Media people's opinions are often like some nice thick book you might see at Barnes and Noble and be tempted to buy: that lauded popular biography of 19Th Century US President Rutherford B. Hayes by David McCullough ("Salt of the Earth: R.B. Hayes and Modern American Goody-Goodyness"), for instance, or the latest Stephen King novel with special glow-in-the-dark print. Or, for you real aesthetes, "The History of Macedonian Fresco Painting from the Bronze Age to Today". This sample of books I find similar to opinions: You know it would do you good to hear the opinions of some others , but just how much real good? Would you really learn anything useful?

I say facts are what the good doctor should order here!!! Give me facts, I say, and I'll make up my mind about immigration reform or AIDS research or if the Oregon 2008 Presidential Primary should be moved up to Labor Day, 2007.

One fact that I have picked up on (or thought I had) was that, for certain, the middle-class is shrinking and the USA is turning slowly but inexorably into a nation with greater income gaps between the top tier folks and those struggling at the bottom. What was even more alarming is the news from NPR and other sources that not only are the poor getting poorer and rich folks getting richer and all that, but that even families who are small business or professional-class level people cannot live in neighborhood that their middle class parents could afford. Having lived in the California Bay Area of San Francisco and San Jose, I can tell you I don't need to listen to the radio or read the news magazines to find how hard it is for well educated and dedicated people to find housing that even comes close to what their families could afford when they were growing up. I have friends and they have friends and the stories I've heard of economic dislocation and home-to-work commutes would rival the Long March of Chairman Mao's Brigades during the Chinese Civil War.

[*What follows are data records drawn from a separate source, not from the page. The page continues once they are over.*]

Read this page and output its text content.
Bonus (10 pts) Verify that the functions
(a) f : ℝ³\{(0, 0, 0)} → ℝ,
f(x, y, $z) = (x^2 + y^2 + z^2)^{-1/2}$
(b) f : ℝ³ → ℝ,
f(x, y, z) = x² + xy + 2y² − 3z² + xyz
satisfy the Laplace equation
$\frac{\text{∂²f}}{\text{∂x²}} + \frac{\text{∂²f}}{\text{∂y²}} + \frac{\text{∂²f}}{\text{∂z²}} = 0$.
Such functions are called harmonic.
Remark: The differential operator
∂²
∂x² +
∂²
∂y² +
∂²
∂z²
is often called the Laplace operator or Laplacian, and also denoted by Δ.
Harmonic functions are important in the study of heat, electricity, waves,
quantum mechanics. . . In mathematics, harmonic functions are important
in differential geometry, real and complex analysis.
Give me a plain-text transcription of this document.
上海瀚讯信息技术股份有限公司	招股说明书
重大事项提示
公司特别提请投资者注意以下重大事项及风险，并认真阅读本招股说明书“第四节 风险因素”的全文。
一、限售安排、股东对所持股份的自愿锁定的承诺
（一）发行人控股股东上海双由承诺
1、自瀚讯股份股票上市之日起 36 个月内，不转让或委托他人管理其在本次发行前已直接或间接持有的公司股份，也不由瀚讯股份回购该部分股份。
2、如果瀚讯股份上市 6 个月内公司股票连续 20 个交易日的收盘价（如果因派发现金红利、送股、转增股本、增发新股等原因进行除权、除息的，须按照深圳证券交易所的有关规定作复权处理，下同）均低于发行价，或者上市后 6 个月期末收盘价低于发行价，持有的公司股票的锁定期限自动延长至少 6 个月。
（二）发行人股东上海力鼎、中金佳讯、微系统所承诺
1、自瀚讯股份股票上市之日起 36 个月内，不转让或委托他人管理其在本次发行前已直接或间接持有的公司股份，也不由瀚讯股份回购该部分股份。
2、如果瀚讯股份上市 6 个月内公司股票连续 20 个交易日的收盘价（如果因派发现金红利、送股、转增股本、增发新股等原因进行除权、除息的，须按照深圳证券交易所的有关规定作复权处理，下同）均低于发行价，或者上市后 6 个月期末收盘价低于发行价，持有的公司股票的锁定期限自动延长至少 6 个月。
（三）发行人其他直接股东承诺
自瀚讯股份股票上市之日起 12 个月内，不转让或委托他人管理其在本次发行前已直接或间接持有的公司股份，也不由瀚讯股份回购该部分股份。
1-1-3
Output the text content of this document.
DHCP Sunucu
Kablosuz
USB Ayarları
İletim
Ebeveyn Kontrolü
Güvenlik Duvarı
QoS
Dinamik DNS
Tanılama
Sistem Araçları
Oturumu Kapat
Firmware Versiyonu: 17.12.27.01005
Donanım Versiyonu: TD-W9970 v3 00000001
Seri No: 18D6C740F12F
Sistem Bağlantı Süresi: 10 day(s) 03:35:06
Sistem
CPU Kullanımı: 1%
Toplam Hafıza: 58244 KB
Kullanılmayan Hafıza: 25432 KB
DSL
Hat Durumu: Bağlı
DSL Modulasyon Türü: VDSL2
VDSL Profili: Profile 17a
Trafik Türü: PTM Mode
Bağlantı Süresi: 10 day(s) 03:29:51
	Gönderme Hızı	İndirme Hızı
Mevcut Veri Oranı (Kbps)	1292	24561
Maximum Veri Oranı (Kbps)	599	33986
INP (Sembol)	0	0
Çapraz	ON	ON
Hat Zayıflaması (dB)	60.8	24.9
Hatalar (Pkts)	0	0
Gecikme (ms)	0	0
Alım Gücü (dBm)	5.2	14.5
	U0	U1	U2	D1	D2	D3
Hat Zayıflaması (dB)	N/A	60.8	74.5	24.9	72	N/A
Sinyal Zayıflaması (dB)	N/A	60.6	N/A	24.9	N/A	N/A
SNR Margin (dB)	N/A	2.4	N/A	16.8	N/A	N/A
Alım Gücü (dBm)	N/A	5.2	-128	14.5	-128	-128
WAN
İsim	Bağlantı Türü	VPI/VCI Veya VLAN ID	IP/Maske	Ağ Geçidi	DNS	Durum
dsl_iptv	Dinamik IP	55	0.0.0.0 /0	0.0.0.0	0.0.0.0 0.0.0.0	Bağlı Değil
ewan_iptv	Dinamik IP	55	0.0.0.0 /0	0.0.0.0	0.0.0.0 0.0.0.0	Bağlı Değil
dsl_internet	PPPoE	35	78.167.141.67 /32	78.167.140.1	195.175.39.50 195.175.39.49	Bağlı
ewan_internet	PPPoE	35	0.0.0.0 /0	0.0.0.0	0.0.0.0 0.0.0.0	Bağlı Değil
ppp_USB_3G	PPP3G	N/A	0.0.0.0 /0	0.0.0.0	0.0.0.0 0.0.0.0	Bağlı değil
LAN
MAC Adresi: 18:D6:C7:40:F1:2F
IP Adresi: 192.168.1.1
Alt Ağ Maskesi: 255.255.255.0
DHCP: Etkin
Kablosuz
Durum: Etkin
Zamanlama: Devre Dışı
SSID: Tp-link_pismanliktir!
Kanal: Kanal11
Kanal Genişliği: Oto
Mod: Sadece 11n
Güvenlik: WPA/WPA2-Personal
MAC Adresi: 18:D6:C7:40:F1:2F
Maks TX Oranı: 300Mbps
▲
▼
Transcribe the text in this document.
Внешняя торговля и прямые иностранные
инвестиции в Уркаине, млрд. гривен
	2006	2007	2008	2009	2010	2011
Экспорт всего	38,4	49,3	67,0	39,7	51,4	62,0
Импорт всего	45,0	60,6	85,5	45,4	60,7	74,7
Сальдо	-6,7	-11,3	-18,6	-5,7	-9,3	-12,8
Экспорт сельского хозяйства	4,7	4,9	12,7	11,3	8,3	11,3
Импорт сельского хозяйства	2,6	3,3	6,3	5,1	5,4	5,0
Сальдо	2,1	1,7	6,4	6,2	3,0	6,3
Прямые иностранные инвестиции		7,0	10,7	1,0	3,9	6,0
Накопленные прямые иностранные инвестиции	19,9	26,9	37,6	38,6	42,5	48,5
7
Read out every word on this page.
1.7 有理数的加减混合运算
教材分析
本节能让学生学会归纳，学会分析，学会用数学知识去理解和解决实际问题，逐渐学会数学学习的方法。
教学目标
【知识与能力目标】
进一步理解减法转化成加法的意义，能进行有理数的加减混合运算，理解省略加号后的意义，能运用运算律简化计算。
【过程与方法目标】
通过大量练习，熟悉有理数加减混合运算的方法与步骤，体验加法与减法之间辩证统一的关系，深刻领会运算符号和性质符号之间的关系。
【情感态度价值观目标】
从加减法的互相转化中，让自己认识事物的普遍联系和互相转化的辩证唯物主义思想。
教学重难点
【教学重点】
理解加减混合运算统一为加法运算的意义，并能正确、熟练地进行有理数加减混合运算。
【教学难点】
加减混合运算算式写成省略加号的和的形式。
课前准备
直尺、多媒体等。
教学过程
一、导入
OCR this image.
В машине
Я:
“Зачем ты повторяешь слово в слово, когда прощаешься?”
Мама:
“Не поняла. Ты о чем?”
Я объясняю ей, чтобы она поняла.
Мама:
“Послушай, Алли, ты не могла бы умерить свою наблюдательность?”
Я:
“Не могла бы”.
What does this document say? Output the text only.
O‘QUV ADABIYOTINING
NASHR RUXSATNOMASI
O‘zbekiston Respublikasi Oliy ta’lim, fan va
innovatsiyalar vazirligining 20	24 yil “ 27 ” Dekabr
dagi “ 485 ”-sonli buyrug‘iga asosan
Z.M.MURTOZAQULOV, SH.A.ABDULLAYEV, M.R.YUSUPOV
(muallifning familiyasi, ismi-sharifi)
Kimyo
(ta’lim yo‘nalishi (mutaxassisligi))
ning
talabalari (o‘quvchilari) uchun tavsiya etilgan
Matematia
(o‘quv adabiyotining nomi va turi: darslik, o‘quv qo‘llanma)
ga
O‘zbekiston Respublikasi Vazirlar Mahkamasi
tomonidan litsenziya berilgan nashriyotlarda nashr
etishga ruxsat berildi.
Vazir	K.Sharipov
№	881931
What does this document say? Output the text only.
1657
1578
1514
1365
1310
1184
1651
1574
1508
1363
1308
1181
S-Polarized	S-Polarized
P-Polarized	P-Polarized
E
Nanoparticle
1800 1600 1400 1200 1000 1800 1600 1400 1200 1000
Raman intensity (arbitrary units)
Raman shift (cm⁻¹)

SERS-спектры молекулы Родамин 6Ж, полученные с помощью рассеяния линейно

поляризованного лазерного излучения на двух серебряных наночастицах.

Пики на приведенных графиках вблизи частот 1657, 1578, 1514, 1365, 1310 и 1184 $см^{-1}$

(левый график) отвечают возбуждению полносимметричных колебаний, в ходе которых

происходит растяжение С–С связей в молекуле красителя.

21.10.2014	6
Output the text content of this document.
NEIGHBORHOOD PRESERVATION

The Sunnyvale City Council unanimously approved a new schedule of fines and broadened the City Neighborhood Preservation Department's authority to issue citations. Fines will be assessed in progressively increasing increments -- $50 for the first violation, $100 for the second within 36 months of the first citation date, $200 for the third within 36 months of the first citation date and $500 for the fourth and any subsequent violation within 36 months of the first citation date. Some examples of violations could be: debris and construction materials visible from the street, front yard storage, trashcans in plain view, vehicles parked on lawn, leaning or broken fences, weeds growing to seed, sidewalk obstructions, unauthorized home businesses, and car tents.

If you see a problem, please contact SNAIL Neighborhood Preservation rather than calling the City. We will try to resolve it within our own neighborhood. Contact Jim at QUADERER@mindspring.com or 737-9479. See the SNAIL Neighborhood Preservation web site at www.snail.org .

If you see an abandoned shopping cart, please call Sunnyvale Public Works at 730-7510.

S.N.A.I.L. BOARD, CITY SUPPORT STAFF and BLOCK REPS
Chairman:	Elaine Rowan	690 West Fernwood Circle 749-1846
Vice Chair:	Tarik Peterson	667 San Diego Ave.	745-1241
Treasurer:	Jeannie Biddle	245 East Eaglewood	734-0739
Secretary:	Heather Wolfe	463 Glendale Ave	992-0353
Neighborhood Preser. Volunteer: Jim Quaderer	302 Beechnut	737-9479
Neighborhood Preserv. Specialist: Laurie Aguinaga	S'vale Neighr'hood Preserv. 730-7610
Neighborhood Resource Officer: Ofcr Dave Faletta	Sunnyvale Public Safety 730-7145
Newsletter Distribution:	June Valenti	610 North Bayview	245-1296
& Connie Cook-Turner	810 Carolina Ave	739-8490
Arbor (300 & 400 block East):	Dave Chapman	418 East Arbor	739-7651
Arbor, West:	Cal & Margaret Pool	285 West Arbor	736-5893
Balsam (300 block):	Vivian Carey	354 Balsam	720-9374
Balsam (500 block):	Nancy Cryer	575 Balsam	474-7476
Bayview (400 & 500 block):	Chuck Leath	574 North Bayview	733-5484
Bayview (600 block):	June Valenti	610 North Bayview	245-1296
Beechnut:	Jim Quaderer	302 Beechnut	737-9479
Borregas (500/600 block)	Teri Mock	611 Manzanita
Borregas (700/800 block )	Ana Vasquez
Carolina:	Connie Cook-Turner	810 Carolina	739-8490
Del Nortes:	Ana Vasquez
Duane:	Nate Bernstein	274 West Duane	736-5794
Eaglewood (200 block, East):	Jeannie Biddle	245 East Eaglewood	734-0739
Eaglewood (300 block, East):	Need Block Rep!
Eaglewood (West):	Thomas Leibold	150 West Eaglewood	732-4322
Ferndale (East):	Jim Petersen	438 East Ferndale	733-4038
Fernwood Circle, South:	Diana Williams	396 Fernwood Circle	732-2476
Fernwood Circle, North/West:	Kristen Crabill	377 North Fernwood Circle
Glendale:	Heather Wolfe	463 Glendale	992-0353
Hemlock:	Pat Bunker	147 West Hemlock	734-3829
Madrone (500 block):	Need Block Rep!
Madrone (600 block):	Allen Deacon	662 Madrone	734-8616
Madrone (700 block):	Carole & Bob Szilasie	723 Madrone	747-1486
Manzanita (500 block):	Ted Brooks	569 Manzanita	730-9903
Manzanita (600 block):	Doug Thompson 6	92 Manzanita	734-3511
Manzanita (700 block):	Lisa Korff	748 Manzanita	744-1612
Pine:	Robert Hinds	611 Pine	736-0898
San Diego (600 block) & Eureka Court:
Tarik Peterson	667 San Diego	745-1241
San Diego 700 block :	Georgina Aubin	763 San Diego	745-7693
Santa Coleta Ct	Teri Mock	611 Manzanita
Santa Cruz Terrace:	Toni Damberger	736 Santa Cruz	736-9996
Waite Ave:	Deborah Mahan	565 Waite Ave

The anecdotes are sincere and cut across a spectrum of lives and professions. Reading about the dislocations in other parts of America is equally depressing. Reports from the Mississippi Coast, for instance, indicate that, in the aftermath of Hurricane Katrina, more average income folks are unable to rebuild their homes and small businesses while high-rise condos and corporate-retired snow birds are driving younger people out of areas their families have deep roots in. Check out Debbie Elliot's story on Gulfport, MS., for instance:

http://www.npr.org/templates/story/story.php?storyId=10474685

But is everything as bleak as that? Turns out, as facts sometimes are, things are mixed. Perhaps it will be bleak for you or me, but that's not always or even usual for others. If you check out this editorial by Steven Pearlstein in the Washington Post, you can see reasonably reliable statistical information on "social stratification" that shows the picture is more complicated than personal anecdotes and what makes the newspapers and cable news/radio reports.

http://www.washingtonpost.com/wp-dyn/content/article/2007/05/29/AR20070529020...

It's not that people's direct experiences are to be discounted. Far from it. It's just that looking too narrowly at an area like the Bay Area or southern Oregon or the post-hurricane Mississippi/Louisiana coastal area isn't the whole story.

I hope these "stats" reflect enough reality that point to the future of the average American family being not so dark and cloudy. Perhaps partly sunny at times with only a chance of light hail in the afternoon.